Como profissional e mãe que já viveu a dor destas perdas, percebo que o tema é pouco compreendido pela sociedade.

Viviana Madisson

Talvez o que torne ainda mais difícil a perda gestacional seja que neste luto invisível, existe não somente os desafios mentais de enfrentar a vida sem a pessoinha que tanto esperávamos, mas os desafios físicos de não ter dado a luz ao seu sonho e mesmo assim, ver seu corpo voltando ao normal, mesmo que a mente nunca mais seja a mesma.

Como profissional e mãe que já viveu a dor destas perdas, percebo que o tema é pouco compreendido pela sociedade. Como o luto é invisível, o senso comum tende a achar que o processo da perda acaba na saída do hospital, mas se é a perda de um filho é algo tão difícil, porque seria só porque ele ainda não nasceu? Como se fosse possível medir o amor pelo tempo de convivência com aquele pedaço de nós que se foi tão precocemente.

E quando me refiro ao senso comum, lembro de frases que são comuns de serem ditas às mães que passam pelas perdas gestacionais, como “logo você arruma outro”, “continuem tentando”, “não chore”, entre outras. Faz parte da saúde mental da mãe, do pai e de toda a família, o período do luto, do acolhimento e do reconhecimento da perda dolorida e visível.

Embora falemos muito do sofrimento da mãe que perde seu bebê, não podemos esquecer ou minimizar o que os pais sofrem também. Sobretudo porque a sociedade lhes cobra uma força física muito maior do que a nós, mães e mulheres. Os pais sofrem calados muitas vezes, sofrem tendo que dar apoio a todos e ainda sim tendo que ficar fortes e firmes na frente de todos.

A perda gestacional precisa ser falada porque é absolutamente normal o impacto emocional da perda de um bebê, de um filho.

Viviana Madisson

Sofrem porque dizem que homem não chora e o choro tem que ser por dentro, de forma silenciosa e cortante. Sofrem porque muitas vezes suas esposas estão no hospital ainda e cabe a eles, velar e sepultar um filho, um amor e um sonho. Fisicamente os pais sofrem sozinhos quase sempre.

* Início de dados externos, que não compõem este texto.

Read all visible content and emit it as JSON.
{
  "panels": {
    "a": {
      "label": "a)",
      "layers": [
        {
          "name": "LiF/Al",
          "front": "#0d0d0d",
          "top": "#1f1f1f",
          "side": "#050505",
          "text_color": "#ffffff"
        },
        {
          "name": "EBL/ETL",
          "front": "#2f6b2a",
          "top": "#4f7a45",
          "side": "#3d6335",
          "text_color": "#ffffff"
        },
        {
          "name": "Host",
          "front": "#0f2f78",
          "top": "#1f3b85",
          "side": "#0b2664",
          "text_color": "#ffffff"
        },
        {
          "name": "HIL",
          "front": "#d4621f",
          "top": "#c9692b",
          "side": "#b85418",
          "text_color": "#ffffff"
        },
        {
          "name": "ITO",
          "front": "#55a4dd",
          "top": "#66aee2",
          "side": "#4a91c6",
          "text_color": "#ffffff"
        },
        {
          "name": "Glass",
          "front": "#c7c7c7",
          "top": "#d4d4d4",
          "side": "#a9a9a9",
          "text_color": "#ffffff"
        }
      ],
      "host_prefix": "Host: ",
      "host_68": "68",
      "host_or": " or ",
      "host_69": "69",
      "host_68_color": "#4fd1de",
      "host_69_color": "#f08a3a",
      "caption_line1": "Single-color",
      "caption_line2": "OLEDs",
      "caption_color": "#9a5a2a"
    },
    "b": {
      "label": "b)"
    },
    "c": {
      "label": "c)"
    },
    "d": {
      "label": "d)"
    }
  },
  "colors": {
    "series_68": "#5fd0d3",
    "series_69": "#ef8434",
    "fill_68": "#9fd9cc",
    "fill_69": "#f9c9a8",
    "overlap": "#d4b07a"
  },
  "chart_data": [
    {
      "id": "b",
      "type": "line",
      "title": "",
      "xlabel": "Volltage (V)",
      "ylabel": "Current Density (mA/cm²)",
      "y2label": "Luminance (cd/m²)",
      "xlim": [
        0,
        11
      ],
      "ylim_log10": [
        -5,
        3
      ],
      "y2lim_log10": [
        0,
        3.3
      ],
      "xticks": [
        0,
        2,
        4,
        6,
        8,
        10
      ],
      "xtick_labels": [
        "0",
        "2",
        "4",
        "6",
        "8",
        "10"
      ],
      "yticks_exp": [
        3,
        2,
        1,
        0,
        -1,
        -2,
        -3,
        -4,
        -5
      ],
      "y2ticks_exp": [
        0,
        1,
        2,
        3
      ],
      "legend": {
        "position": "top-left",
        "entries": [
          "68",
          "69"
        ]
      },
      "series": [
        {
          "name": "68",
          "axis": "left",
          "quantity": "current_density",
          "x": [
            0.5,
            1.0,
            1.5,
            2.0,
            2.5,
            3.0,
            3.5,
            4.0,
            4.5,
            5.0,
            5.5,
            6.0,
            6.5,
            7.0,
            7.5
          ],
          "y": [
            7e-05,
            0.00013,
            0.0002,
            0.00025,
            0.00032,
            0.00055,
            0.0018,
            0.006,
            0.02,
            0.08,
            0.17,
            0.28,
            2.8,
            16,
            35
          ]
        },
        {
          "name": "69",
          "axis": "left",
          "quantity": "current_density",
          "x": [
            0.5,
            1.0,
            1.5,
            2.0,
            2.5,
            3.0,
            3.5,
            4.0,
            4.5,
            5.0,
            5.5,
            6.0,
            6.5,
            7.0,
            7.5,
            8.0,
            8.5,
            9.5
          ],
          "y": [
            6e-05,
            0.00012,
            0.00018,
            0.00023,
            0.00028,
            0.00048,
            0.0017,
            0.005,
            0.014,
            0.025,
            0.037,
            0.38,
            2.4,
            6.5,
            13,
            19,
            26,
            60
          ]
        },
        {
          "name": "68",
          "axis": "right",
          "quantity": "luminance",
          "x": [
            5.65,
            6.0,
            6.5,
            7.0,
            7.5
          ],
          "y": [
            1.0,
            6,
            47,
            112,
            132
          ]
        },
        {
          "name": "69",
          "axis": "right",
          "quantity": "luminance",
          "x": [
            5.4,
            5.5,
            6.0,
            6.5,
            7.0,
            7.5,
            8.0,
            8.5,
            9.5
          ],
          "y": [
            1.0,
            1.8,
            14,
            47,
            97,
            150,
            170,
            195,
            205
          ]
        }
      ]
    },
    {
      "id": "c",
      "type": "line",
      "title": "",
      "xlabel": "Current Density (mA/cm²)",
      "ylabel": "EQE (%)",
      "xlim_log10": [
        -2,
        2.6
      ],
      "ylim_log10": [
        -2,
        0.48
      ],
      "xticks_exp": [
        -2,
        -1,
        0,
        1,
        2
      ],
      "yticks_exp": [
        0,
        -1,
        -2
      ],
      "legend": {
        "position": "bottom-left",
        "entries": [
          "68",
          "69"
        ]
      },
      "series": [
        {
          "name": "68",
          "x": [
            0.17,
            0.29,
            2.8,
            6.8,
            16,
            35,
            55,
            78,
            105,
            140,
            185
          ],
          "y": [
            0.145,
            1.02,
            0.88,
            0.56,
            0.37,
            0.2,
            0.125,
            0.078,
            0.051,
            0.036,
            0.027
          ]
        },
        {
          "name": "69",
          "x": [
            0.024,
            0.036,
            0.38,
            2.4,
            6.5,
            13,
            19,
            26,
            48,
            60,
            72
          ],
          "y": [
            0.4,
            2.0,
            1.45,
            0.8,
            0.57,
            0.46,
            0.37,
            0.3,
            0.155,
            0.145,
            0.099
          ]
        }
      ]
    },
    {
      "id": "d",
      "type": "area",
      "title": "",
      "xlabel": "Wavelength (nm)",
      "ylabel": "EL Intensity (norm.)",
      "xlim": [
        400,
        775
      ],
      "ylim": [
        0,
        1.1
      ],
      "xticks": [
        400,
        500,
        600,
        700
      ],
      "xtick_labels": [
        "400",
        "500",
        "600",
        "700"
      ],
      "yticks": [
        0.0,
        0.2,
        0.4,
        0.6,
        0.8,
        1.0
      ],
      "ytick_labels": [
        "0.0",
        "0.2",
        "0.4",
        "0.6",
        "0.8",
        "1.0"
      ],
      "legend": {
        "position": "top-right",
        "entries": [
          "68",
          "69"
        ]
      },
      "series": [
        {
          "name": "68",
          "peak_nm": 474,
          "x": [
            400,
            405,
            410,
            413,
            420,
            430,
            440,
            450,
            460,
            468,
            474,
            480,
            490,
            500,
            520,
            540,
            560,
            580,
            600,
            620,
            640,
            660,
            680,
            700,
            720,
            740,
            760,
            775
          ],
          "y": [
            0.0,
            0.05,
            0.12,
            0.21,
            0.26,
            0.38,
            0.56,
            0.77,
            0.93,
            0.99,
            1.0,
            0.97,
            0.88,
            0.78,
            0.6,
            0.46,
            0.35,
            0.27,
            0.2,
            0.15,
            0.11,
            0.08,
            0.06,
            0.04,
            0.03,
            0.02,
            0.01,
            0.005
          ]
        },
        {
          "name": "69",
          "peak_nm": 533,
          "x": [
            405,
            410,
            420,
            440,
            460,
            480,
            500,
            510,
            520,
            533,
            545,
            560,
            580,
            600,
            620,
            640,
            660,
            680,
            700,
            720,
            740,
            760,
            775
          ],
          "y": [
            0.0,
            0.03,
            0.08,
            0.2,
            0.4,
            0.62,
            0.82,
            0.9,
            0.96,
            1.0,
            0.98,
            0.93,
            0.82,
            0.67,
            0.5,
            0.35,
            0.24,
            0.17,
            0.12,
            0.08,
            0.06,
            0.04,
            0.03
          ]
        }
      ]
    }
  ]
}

É importante que os profissionais da saúde que realizam os primeiros atendimentos com os pais saibam reconhecer e compreender o tamanho deste luto. A subjetividade e a complexidade desta perda precisam de um acompanhamento primário por parte destes profissionais, de uma sensibilização por parte da família e de um acompanhamento psicológico para que possa ser superado e validado de acordo com seu real significado.

Acontece muito em famílias que enfrentam perdas gestacionais da mãe não poder participar dos sepultamentos por estarem hospitalizadas, o que dificulta ainda mais a consciência da perda. É importante que a família ajude com momentos de concretização e elaboração do luto e entendimento da perda, para que a saúde psíquica da mãe esteja preparada para o momento de tamanha dor e para a superação dele quando for o caso.

A perda gestacional precisa ser falada porque é absolutamente normal o impacto emocional da perda de um bebê, de um filho. Pais que perdem seus filhos antes de nascerem sofrem tanto quanto aquelas que já os têm em seus braços.

O luto daqueles que perdem um filho – mesmo que ainda invisível para a sociedade – será sempre visível em seus corações.